Kairo menjadi lokasi pernyataan Sekretaris Jenderal Liga Negara Arab, Nabil Fahmy, yang menegaskan bahwa penolakan Perdana Menteri Israel terhadap peta jalan 15 poin untuk rencana damai global di Gaza serta penolakan pembentukan negara Palestina di Gaza atau Tepi Barat menunjukkan pengabaian terhadap kehendak internasional.
Seperti dilaporkan kantor berita Saudi SPA pada 10 Agustus 2026, Fahmy menyatakan bahwa sikap tersebut mengancam peluang penyelesaian damai dan pembentukan perdamaian yang adil serta global.
Fahmy menekankan bahwa serangan Israel terhadap warga sipil dan fasilitas medis di Jalur Gaza merupakan pelanggaran terhadap gencatan senjata dan resolusi PBB. Ia mengapresiasi pernyataan menteri luar negeri dari delapan negara Arab dan Islam pada 6 Agustus terkait pelanggaran tersebut.
Sekjen Liga Arab mendesak implementasi penuh rencana damai global dan proses yang ditetapkan KTT Sharm el-Sheikh untuk perdamaian Oktober 2025. Ia memperingatkan upaya Israel memperluas kontrol di wilayah Palestina melanggar hukum internasional.
Fahmy menyerukan Presiden Amerika Serikat Donald Trump dan komunitas internasional untuk menjamin pelaksanaan rencana damai sesuai Resolusi 2803 Dewan Keamanan. Rilis tidak menyebutkan detail spesifik dari 15 poin peta jalan tersebut.
Apa kritik utama Nabil Fahmy terhadap Israel? Nabil Fahmy menyatakan bahwa penolakan Perdana Menteri Israel terhadap peta jalan 15 poin rencana damai global di Gaza serta penolakan pembentukan negara Palestina di Gaza atau Tepi Barat menunjukkan pengabaian terhadap kehendak internasional.

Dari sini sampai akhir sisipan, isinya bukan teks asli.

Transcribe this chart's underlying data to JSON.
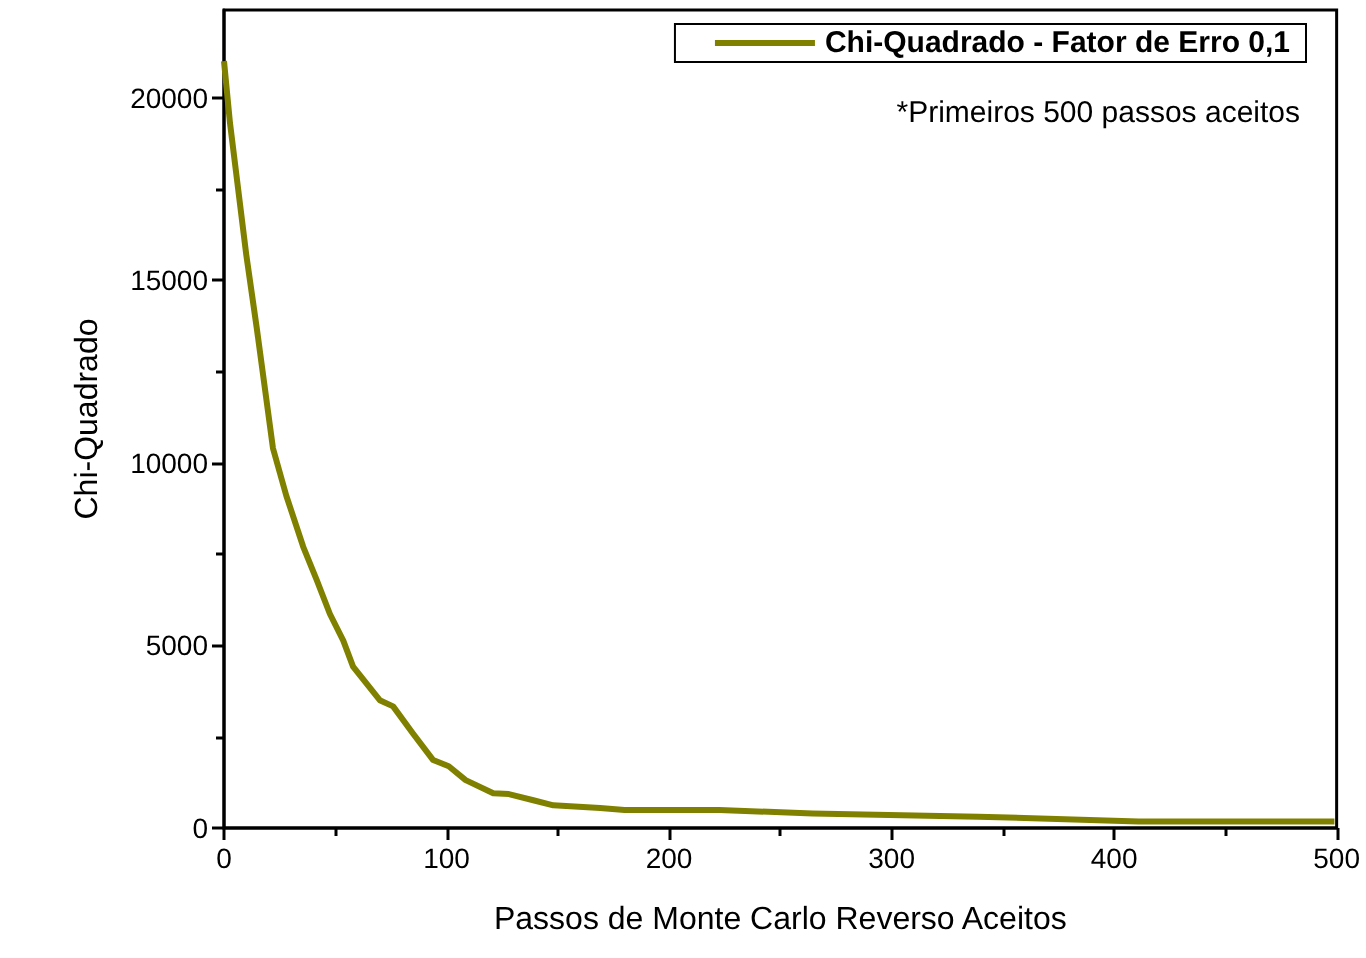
{
  "chart_data": {
    "type": "line",
    "xlabel": "Passos de Monte Carlo Reverso Aceitos",
    "ylabel": "Chi-Quadrado",
    "x": [
      0,
      2.7,
      10,
      14.7,
      22,
      28,
      35.6,
      41.6,
      47.6,
      53.6,
      58,
      70,
      76,
      85,
      94,
      101,
      108.6,
      121,
      128,
      139,
      148,
      169,
      180,
      222.6,
      264.5,
      339,
      411,
      499
    ],
    "series": [
      {
        "name": "Chi-Quadrado - Fator de Erro 0,1",
        "color": "#808000",
        "values": [
          21000,
          19300,
          15700,
          13700,
          10400,
          9100,
          7700,
          6800,
          5860,
          5130,
          4420,
          3500,
          3330,
          2580,
          1860,
          1690,
          1310,
          950,
          930,
          760,
          620,
          550,
          490,
          490,
          400,
          310,
          180,
          180
        ]
      }
    ],
    "xlim": [
      0,
      500
    ],
    "xticks": [
      0,
      100,
      200,
      300,
      400,
      500
    ],
    "ylim": [
      0,
      22400
    ],
    "yticks": [
      0,
      5000,
      10000,
      15000,
      20000
    ],
    "annotations": [
      "*Primeiros 500 passos aceitos"
    ],
    "legend": "top right",
    "grid": false,
    "marker": "none",
    "line_style": "solid"
  }
}
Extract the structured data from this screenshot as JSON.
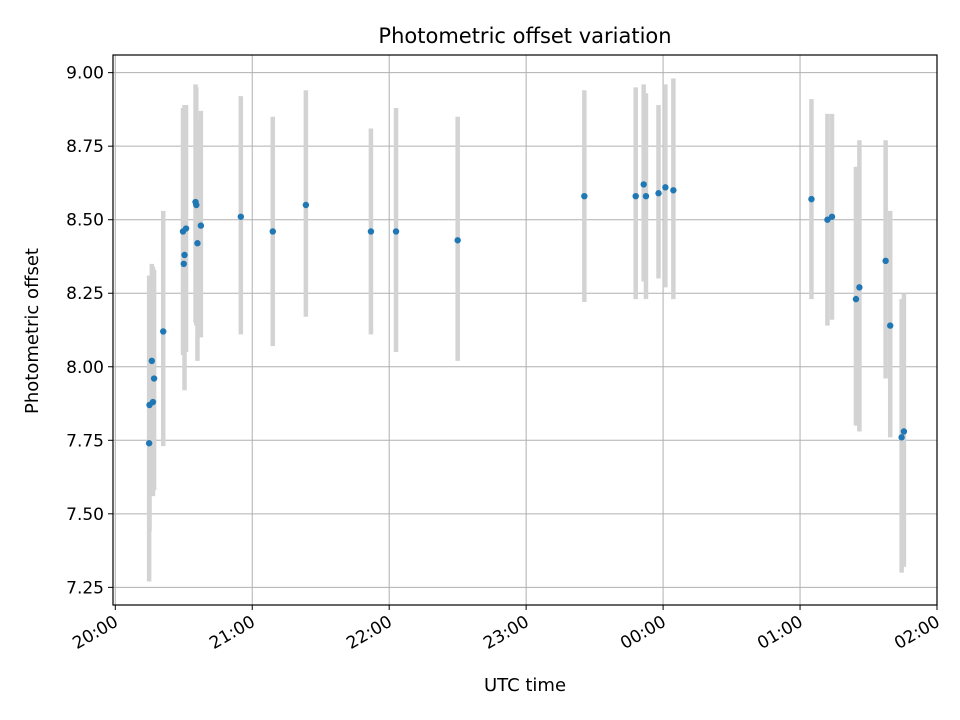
{
  "chart_data": {
    "type": "scatter",
    "title": "Photometric offset variation",
    "xlabel": "UTC time",
    "ylabel": "Photometric offset",
    "x_unit": "UTC time (hours)",
    "xlim": [
      "19:59",
      "02:00"
    ],
    "ylim": [
      7.19,
      9.06
    ],
    "x_ticks": [
      "20:00",
      "21:00",
      "22:00",
      "23:00",
      "00:00",
      "01:00",
      "02:00"
    ],
    "y_ticks": [
      "7.25",
      "7.50",
      "7.75",
      "8.00",
      "8.25",
      "8.50",
      "8.75",
      "9.00"
    ],
    "grid": true,
    "point_color": "#1f77b4",
    "errorbar_color": "#d3d3d3",
    "points": [
      {
        "x": "20:14:50",
        "y": 7.74,
        "ylo": 7.27,
        "yhi": 8.31
      },
      {
        "x": "20:15:00",
        "y": 7.87,
        "ylo": 7.44,
        "yhi": 8.3
      },
      {
        "x": "20:16:00",
        "y": 8.02,
        "ylo": 7.62,
        "yhi": 8.35
      },
      {
        "x": "20:16:30",
        "y": 7.88,
        "ylo": 7.56,
        "yhi": 8.34
      },
      {
        "x": "20:17:00",
        "y": 7.96,
        "ylo": 7.58,
        "yhi": 8.33
      },
      {
        "x": "20:21:00",
        "y": 8.12,
        "ylo": 7.73,
        "yhi": 8.53
      },
      {
        "x": "20:29:40",
        "y": 8.46,
        "ylo": 8.04,
        "yhi": 8.88
      },
      {
        "x": "20:30:00",
        "y": 8.35,
        "ylo": 8.06,
        "yhi": 8.86
      },
      {
        "x": "20:30:20",
        "y": 8.38,
        "ylo": 7.92,
        "yhi": 8.89
      },
      {
        "x": "20:31:00",
        "y": 8.47,
        "ylo": 8.05,
        "yhi": 8.89
      },
      {
        "x": "20:35:10",
        "y": 8.56,
        "ylo": 8.15,
        "yhi": 8.96
      },
      {
        "x": "20:35:30",
        "y": 8.55,
        "ylo": 8.14,
        "yhi": 8.95
      },
      {
        "x": "20:36:00",
        "y": 8.42,
        "ylo": 8.02,
        "yhi": 8.84
      },
      {
        "x": "20:37:30",
        "y": 8.48,
        "ylo": 8.1,
        "yhi": 8.87
      },
      {
        "x": "20:55:00",
        "y": 8.51,
        "ylo": 8.11,
        "yhi": 8.92
      },
      {
        "x": "21:09:00",
        "y": 8.46,
        "ylo": 8.07,
        "yhi": 8.85
      },
      {
        "x": "21:23:30",
        "y": 8.55,
        "ylo": 8.17,
        "yhi": 8.94
      },
      {
        "x": "21:52:00",
        "y": 8.46,
        "ylo": 8.11,
        "yhi": 8.81
      },
      {
        "x": "22:03:00",
        "y": 8.46,
        "ylo": 8.05,
        "yhi": 8.88
      },
      {
        "x": "22:30:00",
        "y": 8.43,
        "ylo": 8.02,
        "yhi": 8.85
      },
      {
        "x": "23:25:30",
        "y": 8.58,
        "ylo": 8.22,
        "yhi": 8.94
      },
      {
        "x": "23:48:00",
        "y": 8.58,
        "ylo": 8.23,
        "yhi": 8.95
      },
      {
        "x": "23:51:30",
        "y": 8.62,
        "ylo": 8.29,
        "yhi": 8.96
      },
      {
        "x": "23:52:30",
        "y": 8.58,
        "ylo": 8.23,
        "yhi": 8.93
      },
      {
        "x": "23:58:00",
        "y": 8.59,
        "ylo": 8.3,
        "yhi": 8.89
      },
      {
        "x": "00:01:00",
        "y": 8.61,
        "ylo": 8.27,
        "yhi": 8.96
      },
      {
        "x": "00:04:30",
        "y": 8.6,
        "ylo": 8.23,
        "yhi": 8.98
      },
      {
        "x": "01:05:00",
        "y": 8.57,
        "ylo": 8.23,
        "yhi": 8.91
      },
      {
        "x": "01:12:00",
        "y": 8.5,
        "ylo": 8.14,
        "yhi": 8.86
      },
      {
        "x": "01:14:00",
        "y": 8.51,
        "ylo": 8.16,
        "yhi": 8.86
      },
      {
        "x": "01:24:30",
        "y": 8.23,
        "ylo": 7.8,
        "yhi": 8.68
      },
      {
        "x": "01:26:00",
        "y": 8.27,
        "ylo": 7.78,
        "yhi": 8.77
      },
      {
        "x": "01:37:30",
        "y": 8.36,
        "ylo": 7.96,
        "yhi": 8.77
      },
      {
        "x": "01:39:30",
        "y": 8.14,
        "ylo": 7.76,
        "yhi": 8.53
      },
      {
        "x": "01:44:30",
        "y": 7.76,
        "ylo": 7.3,
        "yhi": 8.23
      },
      {
        "x": "01:45:30",
        "y": 7.78,
        "ylo": 7.32,
        "yhi": 8.25
      }
    ]
  }
}
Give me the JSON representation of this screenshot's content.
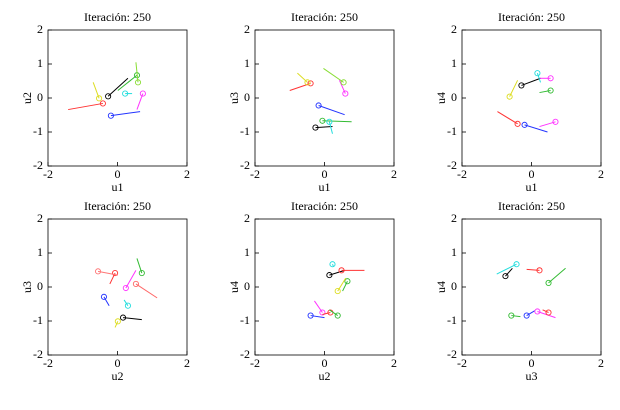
{
  "chart_data": [
    {
      "type": "scatter",
      "title": "Iteración: 250",
      "xlabel": "u1",
      "ylabel": "u2",
      "xlim": [
        -2,
        2
      ],
      "ylim": [
        -2,
        2
      ],
      "xticks": [
        -2,
        0,
        2
      ],
      "yticks": [
        -2,
        -1,
        0,
        1,
        2
      ],
      "series": [
        {
          "color": "#000000",
          "x": [
            -0.27,
            0.3
          ],
          "values": [
            0.05,
            0.58
          ]
        },
        {
          "color": "#ff3333",
          "x": [
            -0.42,
            -1.42
          ],
          "values": [
            -0.16,
            -0.34
          ]
        },
        {
          "color": "#2233ff",
          "x": [
            -0.19,
            0.65
          ],
          "values": [
            -0.52,
            -0.4
          ]
        },
        {
          "color": "#ff33ff",
          "x": [
            0.73,
            0.56
          ],
          "values": [
            0.13,
            -0.34
          ]
        },
        {
          "color": "#33bb33",
          "x": [
            0.56,
            0.01
          ],
          "values": [
            0.67,
            0.22
          ]
        },
        {
          "color": "#22dddd",
          "x": [
            0.22,
            0.42
          ],
          "values": [
            0.13,
            0.13
          ]
        },
        {
          "color": "#dddd22",
          "x": [
            -0.53,
            -0.7
          ],
          "values": [
            -0.01,
            0.46
          ]
        },
        {
          "color": "#88dd33",
          "x": [
            0.59,
            0.53
          ],
          "values": [
            0.46,
            1.05
          ]
        }
      ]
    },
    {
      "type": "scatter",
      "title": "Iteración: 250",
      "xlabel": "u1",
      "ylabel": "u3",
      "xlim": [
        -2,
        2
      ],
      "ylim": [
        -2,
        2
      ],
      "xticks": [
        -2,
        0,
        2
      ],
      "yticks": [
        -2,
        -1,
        0,
        1,
        2
      ],
      "series": [
        {
          "color": "#ff3333",
          "x": [
            -0.4,
            -1.0
          ],
          "values": [
            0.43,
            0.22
          ]
        },
        {
          "color": "#ff33ff",
          "x": [
            0.6,
            0.43
          ],
          "values": [
            0.13,
            0.52
          ]
        },
        {
          "color": "#2233ff",
          "x": [
            -0.17,
            0.58
          ],
          "values": [
            -0.22,
            -0.49
          ]
        },
        {
          "color": "#000000",
          "x": [
            -0.26,
            0.23
          ],
          "values": [
            -0.87,
            -0.84
          ]
        },
        {
          "color": "#33bb33",
          "x": [
            -0.06,
            0.78
          ],
          "values": [
            -0.67,
            -0.7
          ]
        },
        {
          "color": "#22dddd",
          "x": [
            0.14,
            0.23
          ],
          "values": [
            -0.7,
            -1.05
          ]
        },
        {
          "color": "#dddd22",
          "x": [
            -0.49,
            -0.78
          ],
          "values": [
            0.46,
            0.73
          ]
        },
        {
          "color": "#88dd33",
          "x": [
            0.55,
            -0.03
          ],
          "values": [
            0.46,
            0.87
          ]
        }
      ]
    },
    {
      "type": "scatter",
      "title": "Iteración: 250",
      "xlabel": "u1",
      "ylabel": "u4",
      "xlim": [
        -2,
        2
      ],
      "ylim": [
        -2,
        2
      ],
      "xticks": [
        -2,
        0,
        2
      ],
      "yticks": [
        -2,
        -1,
        0,
        1,
        2
      ],
      "series": [
        {
          "color": "#000000",
          "x": [
            -0.29,
            0.26
          ],
          "values": [
            0.37,
            0.58
          ]
        },
        {
          "color": "#ff33ff",
          "x": [
            0.55,
            0.24
          ],
          "values": [
            0.58,
            0.58
          ]
        },
        {
          "color": "#22dddd",
          "x": [
            0.17,
            0.26
          ],
          "values": [
            0.73,
            0.46
          ]
        },
        {
          "color": "#33bb33",
          "x": [
            0.55,
            0.23
          ],
          "values": [
            0.22,
            0.16
          ]
        },
        {
          "color": "#dddd22",
          "x": [
            -0.63,
            -0.4
          ],
          "values": [
            0.04,
            0.52
          ]
        },
        {
          "color": "#ff3333",
          "x": [
            -0.4,
            -0.98
          ],
          "values": [
            -0.76,
            -0.4
          ]
        },
        {
          "color": "#2233ff",
          "x": [
            -0.2,
            0.46
          ],
          "values": [
            -0.79,
            -1.0
          ]
        },
        {
          "color": "#ff33ff",
          "x": [
            0.69,
            0.23
          ],
          "values": [
            -0.7,
            -0.84
          ]
        }
      ]
    },
    {
      "type": "scatter",
      "title": "Iteración: 250",
      "xlabel": "u2",
      "ylabel": "u3",
      "xlim": [
        -2,
        2
      ],
      "ylim": [
        -2,
        2
      ],
      "xticks": [
        -2,
        0,
        2
      ],
      "yticks": [
        -2,
        -1,
        0,
        1,
        2
      ],
      "series": [
        {
          "color": "#ff3333",
          "x": [
            -0.07,
            -0.22
          ],
          "values": [
            0.41,
            0.09
          ]
        },
        {
          "color": "#ff33ff",
          "x": [
            0.24,
            0.53
          ],
          "values": [
            -0.03,
            0.49
          ]
        },
        {
          "color": "#33bb33",
          "x": [
            0.7,
            0.56
          ],
          "values": [
            0.41,
            0.84
          ]
        },
        {
          "color": "#2233ff",
          "x": [
            -0.39,
            -0.24
          ],
          "values": [
            -0.29,
            -0.55
          ]
        },
        {
          "color": "#000000",
          "x": [
            0.16,
            0.7
          ],
          "values": [
            -0.9,
            -0.96
          ]
        },
        {
          "color": "#22dddd",
          "x": [
            0.3,
            0.19
          ],
          "values": [
            -0.55,
            -0.38
          ]
        },
        {
          "color": "#ff6666",
          "x": [
            0.53,
            1.14
          ],
          "values": [
            0.09,
            -0.32
          ]
        },
        {
          "color": "#dddd22",
          "x": [
            0.01,
            -0.07
          ],
          "values": [
            -1.01,
            -1.19
          ]
        },
        {
          "color": "#ff7777",
          "x": [
            -0.56,
            0.01
          ],
          "values": [
            0.46,
            0.35
          ]
        }
      ]
    },
    {
      "type": "scatter",
      "title": "Iteración: 250",
      "xlabel": "u2",
      "ylabel": "u4",
      "xlim": [
        -2,
        2
      ],
      "ylim": [
        -2,
        2
      ],
      "xticks": [
        -2,
        0,
        2
      ],
      "yticks": [
        -2,
        -1,
        0,
        1,
        2
      ],
      "series": [
        {
          "color": "#000000",
          "x": [
            0.14,
            0.58
          ],
          "values": [
            0.35,
            0.49
          ]
        },
        {
          "color": "#ff3333",
          "x": [
            0.49,
            1.15
          ],
          "values": [
            0.49,
            0.49
          ]
        },
        {
          "color": "#22dddd",
          "x": [
            0.23,
            0.26
          ],
          "values": [
            0.67,
            0.6
          ]
        },
        {
          "color": "#33bb33",
          "x": [
            0.66,
            0.52
          ],
          "values": [
            0.17,
            -0.12
          ]
        },
        {
          "color": "#dddd22",
          "x": [
            0.38,
            0.61
          ],
          "values": [
            -0.12,
            0.26
          ]
        },
        {
          "color": "#2233ff",
          "x": [
            -0.4,
            0.0
          ],
          "values": [
            -0.84,
            -0.9
          ]
        },
        {
          "color": "#ff33ff",
          "x": [
            -0.06,
            -0.29
          ],
          "values": [
            -0.75,
            -0.41
          ]
        },
        {
          "color": "#ff3333",
          "x": [
            0.17,
            -0.06
          ],
          "values": [
            -0.75,
            -0.81
          ]
        },
        {
          "color": "#33bb33",
          "x": [
            0.38,
            0.14
          ],
          "values": [
            -0.84,
            -0.67
          ]
        }
      ]
    },
    {
      "type": "scatter",
      "title": "Iteración: 250",
      "xlabel": "u3",
      "ylabel": "u4",
      "xlim": [
        -2,
        2
      ],
      "ylim": [
        -2,
        2
      ],
      "xticks": [
        -2,
        0,
        2
      ],
      "yticks": [
        -2,
        -1,
        0,
        1,
        2
      ],
      "series": [
        {
          "color": "#000000",
          "x": [
            -0.75,
            -0.55
          ],
          "values": [
            0.32,
            0.55
          ]
        },
        {
          "color": "#22dddd",
          "x": [
            -0.43,
            -1.0
          ],
          "values": [
            0.67,
            0.38
          ]
        },
        {
          "color": "#ff3333",
          "x": [
            0.23,
            -0.14
          ],
          "values": [
            0.49,
            0.52
          ]
        },
        {
          "color": "#33bb33",
          "x": [
            0.49,
            0.98
          ],
          "values": [
            0.12,
            0.55
          ]
        },
        {
          "color": "#2233ff",
          "x": [
            -0.14,
            0.09
          ],
          "values": [
            -0.84,
            -0.7
          ]
        },
        {
          "color": "#33bb33",
          "x": [
            -0.58,
            -0.32
          ],
          "values": [
            -0.84,
            -0.87
          ]
        },
        {
          "color": "#ff33ff",
          "x": [
            0.17,
            0.69
          ],
          "values": [
            -0.72,
            -0.9
          ]
        },
        {
          "color": "#ff3333",
          "x": [
            0.49,
            0.32
          ],
          "values": [
            -0.75,
            -0.67
          ]
        }
      ]
    }
  ]
}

Hal ini dianggap mengancam peluang penyelesaian damai dan pembentukan perdamaian yang adil.
Pelanggaran apa yang disoroti oleh Sekjen Liga Arab? Fahmy menyoroti serangan Israel terhadap warga sipil dan fasilitas medis di Jalur Gaza sebagai pelanggaran nyata terhadap gencatan senjata dan resolusi PBB. Ia juga memperingatkan upaya Israel memperluas kontrol di wilayah Palestina sebagai pelanggaran hukum internasional.
Apa referensi proses perdamaian yang disebutkan? Fahmy menekankan pentingnya implementasi penuh rencana damai global dan kelanjutan proses yang telah ditetapkan oleh KTT Sharm el-Sheikh untuk perdamaian pada Oktober 2025. Ia juga merujuk pada Resolusi 2803 Dewan Keamanan dalam seruannya kepada komunitas internasional.